Je pen­sais que l’amitié durait toute la vie. Qu’il y avait quelque chose de fon­da­teur comme une greffe. Pas seule­ment avec Franck. Quelque chose de plus fort que la famille, de plus fort que l’amour.

L’amour : le mot est lâché. Le mot et la chose. Qu’y a –t‑il de plus proche de l’amitié, en effet, que l’amour ? Ou au con­traire qu’y a‑t-il de plus éloigné ? Qu’en dit Lise ?

Je ne sais pas si je préfère l’amitié à l’amour, mais je crois que je la com­prends mieux ; Je crois que j’ai plus de tal­ent pour l’amitié. Que je sais mieux y faire.

Il y aurait donc du savoir-faire, en l’occurrence. Lise sait de quoi elle par­le. Foin des amours, des amants dont elle a pu être folle­ment éprise, elle n’a pas beau­coup d’amis :

C’est un mot que j’utilise pré­cau­tion­neuse­ment. J’en con­nais la rareté.

Et Franck avait ce statut par­ti­c­uli­er d’être « le meilleur » : une ami­tié « hors normes ».

Que cette ami­tié si forte dimin­ue un jour au point de se dis­ten­dre. Nous n’en saurons pas la rai­son, si toute­fois elle existe. Le point de rup­ture finale est évi­dent. Franck s’éloignant d’elle s’est aus­si rap­proché du père devenu pour lui sim­ple­ment Georges. Et le voici maître des lieux, « à sa place ». Celle de Lise.

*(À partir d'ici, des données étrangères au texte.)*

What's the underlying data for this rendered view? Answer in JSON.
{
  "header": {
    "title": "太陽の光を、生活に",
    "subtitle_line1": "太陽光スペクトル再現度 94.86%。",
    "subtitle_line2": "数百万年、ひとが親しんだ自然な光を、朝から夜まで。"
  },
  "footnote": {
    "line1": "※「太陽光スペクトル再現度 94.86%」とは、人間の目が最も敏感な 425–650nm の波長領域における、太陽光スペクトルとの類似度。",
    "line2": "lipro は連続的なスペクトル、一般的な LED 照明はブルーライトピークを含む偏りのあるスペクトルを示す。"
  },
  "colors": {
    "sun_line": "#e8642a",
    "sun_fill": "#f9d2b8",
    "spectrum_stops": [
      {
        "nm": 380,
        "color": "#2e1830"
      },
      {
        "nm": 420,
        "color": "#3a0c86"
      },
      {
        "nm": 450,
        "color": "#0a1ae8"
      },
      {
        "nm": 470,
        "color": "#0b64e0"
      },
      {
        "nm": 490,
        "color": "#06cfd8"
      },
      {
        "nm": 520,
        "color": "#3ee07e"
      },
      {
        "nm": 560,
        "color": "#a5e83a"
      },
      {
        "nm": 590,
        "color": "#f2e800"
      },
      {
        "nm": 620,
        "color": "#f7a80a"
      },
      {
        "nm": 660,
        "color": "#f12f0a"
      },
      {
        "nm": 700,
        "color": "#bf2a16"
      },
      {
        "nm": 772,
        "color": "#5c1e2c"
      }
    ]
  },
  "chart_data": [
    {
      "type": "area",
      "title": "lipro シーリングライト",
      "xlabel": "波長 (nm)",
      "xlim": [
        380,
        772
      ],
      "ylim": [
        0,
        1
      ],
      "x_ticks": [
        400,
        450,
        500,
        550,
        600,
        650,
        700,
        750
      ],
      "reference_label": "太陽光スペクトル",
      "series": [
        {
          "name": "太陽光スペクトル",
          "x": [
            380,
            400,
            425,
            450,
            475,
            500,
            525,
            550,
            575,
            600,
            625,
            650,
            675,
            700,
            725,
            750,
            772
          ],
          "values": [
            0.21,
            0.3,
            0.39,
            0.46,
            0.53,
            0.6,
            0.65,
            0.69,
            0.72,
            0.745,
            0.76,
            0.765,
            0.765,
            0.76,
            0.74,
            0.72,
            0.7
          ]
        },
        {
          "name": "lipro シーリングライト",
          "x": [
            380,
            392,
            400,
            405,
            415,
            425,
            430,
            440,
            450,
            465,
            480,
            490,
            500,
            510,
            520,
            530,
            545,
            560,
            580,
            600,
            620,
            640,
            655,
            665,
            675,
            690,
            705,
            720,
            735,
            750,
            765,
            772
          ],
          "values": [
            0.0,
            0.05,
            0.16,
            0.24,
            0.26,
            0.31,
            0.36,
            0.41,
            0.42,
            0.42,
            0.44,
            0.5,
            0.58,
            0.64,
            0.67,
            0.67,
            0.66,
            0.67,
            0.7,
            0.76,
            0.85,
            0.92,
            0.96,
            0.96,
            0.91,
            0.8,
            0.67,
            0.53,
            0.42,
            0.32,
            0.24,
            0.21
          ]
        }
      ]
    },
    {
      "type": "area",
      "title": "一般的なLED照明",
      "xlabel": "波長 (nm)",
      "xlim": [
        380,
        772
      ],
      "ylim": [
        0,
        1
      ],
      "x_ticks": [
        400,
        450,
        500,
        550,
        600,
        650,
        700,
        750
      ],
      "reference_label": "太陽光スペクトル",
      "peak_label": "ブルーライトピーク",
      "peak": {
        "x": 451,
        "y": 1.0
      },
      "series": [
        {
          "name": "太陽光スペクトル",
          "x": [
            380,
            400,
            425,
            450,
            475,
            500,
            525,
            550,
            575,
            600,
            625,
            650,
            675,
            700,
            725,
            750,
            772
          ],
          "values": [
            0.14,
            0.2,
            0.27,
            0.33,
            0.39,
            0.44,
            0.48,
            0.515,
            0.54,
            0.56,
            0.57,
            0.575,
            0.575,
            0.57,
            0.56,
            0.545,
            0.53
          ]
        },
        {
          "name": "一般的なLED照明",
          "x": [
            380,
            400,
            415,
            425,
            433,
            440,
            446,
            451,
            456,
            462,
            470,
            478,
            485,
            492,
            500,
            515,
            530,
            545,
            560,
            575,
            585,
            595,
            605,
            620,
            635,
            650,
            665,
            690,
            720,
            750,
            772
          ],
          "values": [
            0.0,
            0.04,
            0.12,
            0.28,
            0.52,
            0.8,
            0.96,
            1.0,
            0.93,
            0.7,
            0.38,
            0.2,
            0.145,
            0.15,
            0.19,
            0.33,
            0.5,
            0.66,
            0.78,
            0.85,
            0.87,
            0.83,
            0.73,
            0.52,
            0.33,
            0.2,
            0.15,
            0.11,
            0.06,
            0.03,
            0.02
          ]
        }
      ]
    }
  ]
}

Il y aurait là  matière à tragédie. Mais dans ce texte, tout en pudeur, non. Les choses sont dites, sans plus. Si ce n’est qu’elles sont dites par celle qui les a vécues et les ressent encore. Et dans ces phras­es cour­tes, sou­vent réduites à la forme ver­bale, si par­ti­c­ulières au style de Huy­nen, il n’y a aucune place pour le pathos. Mais il est impos­si­ble de ne pas y devin­er l’émotion, pré­cisé­ment dans les non-dits, dans les blancs, ou dans les « mots » : j’ai lais­sé les plans en plan. Plus pro­fondé­ment ces traits frap­pent fort sans en avoir l’air. Moins caus­tique que dans ses qua­tre romans précé­dents, Claire Huy­nen philosophe volon­tiers ici, en douceur et … en toute ami­tié.